技術革新はこれらの脅威をさらに増幅させています。サイバー犯罪者は現在、AIを活用してキャンペーン作成の自動化、システムの脆弱性の効率的な特定、ランサムウェアの配信の最適化を行っています。高スループットのブロックチェーン技術の統合と分散型金融(DeFi)プラットフォームの活用は、迅速な資金移動と取引の難読化のための新たなメカニズムをもたらし、当局による追跡と介入を著しく困難にしています。
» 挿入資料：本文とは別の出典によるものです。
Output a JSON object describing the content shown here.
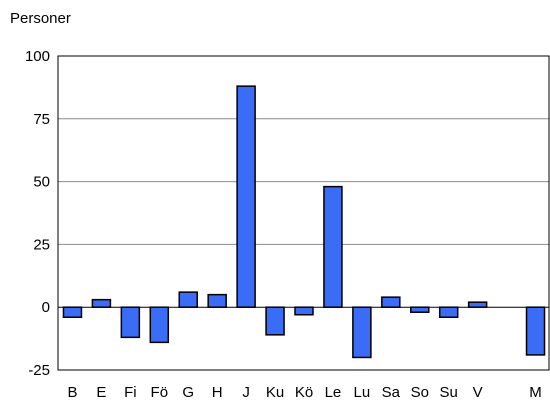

AI によって生成されたフィッシング攻撃が問題になります。
サイバー犯罪者によるフィッシング攻撃の作成に生成AIが利用されるようになり、フィッシングメールと正規のメールの区別が事実上不可能になっています。Palo Alto Networksの情報によると、昨年、生成AIシステムによってメールが作成または書き換えられた場合、フィッシング攻撃の成功率が30%増加しました。最後の砦としての人間の信頼性はさらに低下し、企業はこれらの高度な攻撃から身を守るために、高度なAIを活用したセキュリティ対策に頼るようになるでしょう。
量子コンピューティングはセキュリティ上の課題を生み出すでしょう。
昨年10月、中国の研究者たちは、量子コンピュータを用いてRSA暗号(現在広く使用されている非対称暗号方式)を解読したと発表した。研究者たちは50ビットの鍵を使用したが、これは最新の暗号鍵(通常は1024~2048ビット)と比較すると小さい。
理論上、量子コンピュータは、従来のコンピュータでは数百万年かかる問題をわずか数秒で解くことができます。これは、量子コンピュータが現在のように逐次的に計算するだけでなく、並列に計算を処理できるためです。量子ベースの攻撃はまだ数年先のことですが、組織は今から準備を始めるべきです。最も貴重なデータを保護するために、量子復号に耐えられる暗号化方式に移行する必要があります。